O'Quigley John, Paoletti Xavier
Department of Biostatistics, Institut Curie, 75005 Paris, France.
Biometrics. 2003 Jun;59(2):430-40. doi: 10.1111/1541-0420.00050.
We investigate the two-group continual reassessment method for a dose-finding study in which we anticipate some ordering between the groups. This is a situation in which, for either group, we have little or almost no knowledge about which of the available dose levels will correspond to the maximum tolerated dose (MTD), but we may have quite strong knowledge concerning which of the two groups will have the higher level of MTD, if indeed they do not have the same MTD. The motivation for studying this problem came from an investigation into a new therapy for acute leukemia in children. The background to this study is discussed. There were two groups of patients: one group already received heavy prior therapy while the second group had received relatively much lighter prior therapy. It was therefore anticipated that the second group would have an MTD higher or at least as high as the first. Generally, likelihood methods or, equivalently, the use of noninformative Bayes priors, can be used to model the main aspects of the study, i.e., the MTD for one of the groups, reserving more informative Bayes modeling to be applied to the secondary features of the study. These secondary features may simply be the direction of the difference between the MTD levels for the two groups or, possibly, information on the potential gap between the two MTDs.

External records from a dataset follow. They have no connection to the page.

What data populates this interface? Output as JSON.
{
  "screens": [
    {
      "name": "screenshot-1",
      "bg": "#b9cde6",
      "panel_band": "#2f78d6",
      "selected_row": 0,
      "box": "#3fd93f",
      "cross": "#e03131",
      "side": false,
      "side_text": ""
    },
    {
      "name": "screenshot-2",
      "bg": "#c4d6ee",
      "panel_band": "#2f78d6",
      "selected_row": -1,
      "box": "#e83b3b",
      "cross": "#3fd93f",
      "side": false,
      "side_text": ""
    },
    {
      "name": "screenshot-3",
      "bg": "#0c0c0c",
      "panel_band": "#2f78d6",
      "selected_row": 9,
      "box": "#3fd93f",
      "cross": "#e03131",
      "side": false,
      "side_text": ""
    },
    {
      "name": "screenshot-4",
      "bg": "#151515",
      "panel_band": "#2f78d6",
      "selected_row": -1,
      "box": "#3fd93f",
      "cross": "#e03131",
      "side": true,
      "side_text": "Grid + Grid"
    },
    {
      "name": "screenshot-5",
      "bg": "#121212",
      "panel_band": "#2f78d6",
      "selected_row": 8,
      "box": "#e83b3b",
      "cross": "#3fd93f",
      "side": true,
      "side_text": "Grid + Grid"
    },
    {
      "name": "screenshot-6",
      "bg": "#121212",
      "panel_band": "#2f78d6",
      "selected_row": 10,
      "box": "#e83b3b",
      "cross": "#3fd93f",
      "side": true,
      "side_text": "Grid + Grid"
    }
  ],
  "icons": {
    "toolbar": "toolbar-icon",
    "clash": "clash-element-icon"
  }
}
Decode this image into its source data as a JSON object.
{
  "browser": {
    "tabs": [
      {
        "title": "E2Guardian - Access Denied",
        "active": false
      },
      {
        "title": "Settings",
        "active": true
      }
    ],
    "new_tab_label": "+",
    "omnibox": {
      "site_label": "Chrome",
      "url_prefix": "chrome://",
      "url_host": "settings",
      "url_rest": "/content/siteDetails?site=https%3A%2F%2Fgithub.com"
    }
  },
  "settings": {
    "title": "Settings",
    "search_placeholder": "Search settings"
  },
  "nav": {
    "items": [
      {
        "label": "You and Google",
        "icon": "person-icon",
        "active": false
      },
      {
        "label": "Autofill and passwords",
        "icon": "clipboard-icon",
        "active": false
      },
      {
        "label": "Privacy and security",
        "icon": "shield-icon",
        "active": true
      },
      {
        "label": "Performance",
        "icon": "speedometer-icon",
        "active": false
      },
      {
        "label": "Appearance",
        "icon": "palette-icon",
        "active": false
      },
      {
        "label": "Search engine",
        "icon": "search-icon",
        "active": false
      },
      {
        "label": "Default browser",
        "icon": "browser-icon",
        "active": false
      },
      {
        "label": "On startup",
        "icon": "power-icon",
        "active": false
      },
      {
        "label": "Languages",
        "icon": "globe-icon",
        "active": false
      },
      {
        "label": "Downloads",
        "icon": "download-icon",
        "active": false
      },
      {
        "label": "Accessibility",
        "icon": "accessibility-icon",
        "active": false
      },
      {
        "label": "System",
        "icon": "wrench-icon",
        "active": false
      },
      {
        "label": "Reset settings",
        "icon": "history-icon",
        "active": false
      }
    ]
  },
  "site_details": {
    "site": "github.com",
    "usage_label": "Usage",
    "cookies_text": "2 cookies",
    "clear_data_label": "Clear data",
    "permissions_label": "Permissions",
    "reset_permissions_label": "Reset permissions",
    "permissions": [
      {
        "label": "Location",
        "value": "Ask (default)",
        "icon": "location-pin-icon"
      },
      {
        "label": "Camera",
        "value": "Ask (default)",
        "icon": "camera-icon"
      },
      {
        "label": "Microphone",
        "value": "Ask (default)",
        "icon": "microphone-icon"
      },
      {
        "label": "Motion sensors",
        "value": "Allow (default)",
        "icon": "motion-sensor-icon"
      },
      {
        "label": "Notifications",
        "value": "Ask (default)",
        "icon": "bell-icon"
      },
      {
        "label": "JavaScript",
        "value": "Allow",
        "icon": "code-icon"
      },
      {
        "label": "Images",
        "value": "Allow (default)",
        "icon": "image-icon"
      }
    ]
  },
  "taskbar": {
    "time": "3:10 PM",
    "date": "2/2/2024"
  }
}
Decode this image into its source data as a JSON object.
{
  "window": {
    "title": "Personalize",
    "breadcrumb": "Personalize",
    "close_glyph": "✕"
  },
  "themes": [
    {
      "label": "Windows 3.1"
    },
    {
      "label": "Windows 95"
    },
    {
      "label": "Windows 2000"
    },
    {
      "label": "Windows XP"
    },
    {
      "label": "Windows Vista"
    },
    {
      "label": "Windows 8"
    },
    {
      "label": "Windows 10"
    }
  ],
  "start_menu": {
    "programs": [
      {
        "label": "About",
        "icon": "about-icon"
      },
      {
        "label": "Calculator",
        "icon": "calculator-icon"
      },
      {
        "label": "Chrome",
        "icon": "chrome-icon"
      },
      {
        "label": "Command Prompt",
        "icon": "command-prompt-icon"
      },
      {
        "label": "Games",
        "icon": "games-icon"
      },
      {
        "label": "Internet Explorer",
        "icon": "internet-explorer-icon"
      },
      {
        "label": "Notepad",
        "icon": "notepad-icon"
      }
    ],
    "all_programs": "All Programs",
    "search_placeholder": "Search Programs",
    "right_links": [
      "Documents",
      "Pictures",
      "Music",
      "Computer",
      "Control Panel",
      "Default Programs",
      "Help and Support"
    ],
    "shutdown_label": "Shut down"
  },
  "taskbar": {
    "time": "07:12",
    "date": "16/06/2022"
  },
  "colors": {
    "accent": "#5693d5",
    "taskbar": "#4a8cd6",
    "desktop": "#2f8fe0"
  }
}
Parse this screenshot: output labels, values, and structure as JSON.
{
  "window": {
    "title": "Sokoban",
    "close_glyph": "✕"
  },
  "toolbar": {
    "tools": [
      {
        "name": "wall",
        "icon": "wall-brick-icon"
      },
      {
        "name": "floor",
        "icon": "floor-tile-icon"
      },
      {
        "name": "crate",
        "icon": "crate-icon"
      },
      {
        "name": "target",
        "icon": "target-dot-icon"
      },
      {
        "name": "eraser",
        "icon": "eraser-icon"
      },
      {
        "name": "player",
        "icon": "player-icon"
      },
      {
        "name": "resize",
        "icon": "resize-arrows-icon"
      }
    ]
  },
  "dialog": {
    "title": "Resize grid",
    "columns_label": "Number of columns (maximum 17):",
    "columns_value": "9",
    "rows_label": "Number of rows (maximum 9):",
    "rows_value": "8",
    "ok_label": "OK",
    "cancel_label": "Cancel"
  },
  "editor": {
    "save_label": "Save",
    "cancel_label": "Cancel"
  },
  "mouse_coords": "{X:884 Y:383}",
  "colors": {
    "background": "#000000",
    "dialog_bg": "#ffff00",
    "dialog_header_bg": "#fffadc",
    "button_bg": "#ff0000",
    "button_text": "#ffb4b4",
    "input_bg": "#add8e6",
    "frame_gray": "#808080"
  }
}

我们研究了用于剂量探索研究的两组连续重新评估方法,在此研究中我们预期两组之间存在某种排序。在这种情况下,对于任何一组,我们对于可用剂量水平中哪一个将对应最大耐受剂量(MTD)知之甚少或几乎一无所知,但如果两组的MTD确实不同,我们可能对哪一组的MTD水平更高有相当确凿的了解。研究这个问题的动机来自于对一种儿童急性白血病新疗法的调查。本文讨论了该研究的背景。有两组患者:一组已经接受了大量的前期治疗,而第二组接受的前期治疗相对较轻。因此预计第二组的MTD会高于或至少与第一组一样高。一般来说,似然方法或者等效地使用非信息性贝叶斯先验,可以用来对研究的主要方面进行建模,即其中一组的MTD,而保留更多信息性的贝叶斯建模用于研究的次要特征。这些次要特征可能仅仅是两组MTD水平之间差异的方向,或者可能是关于两个MTD之间潜在差距的信息。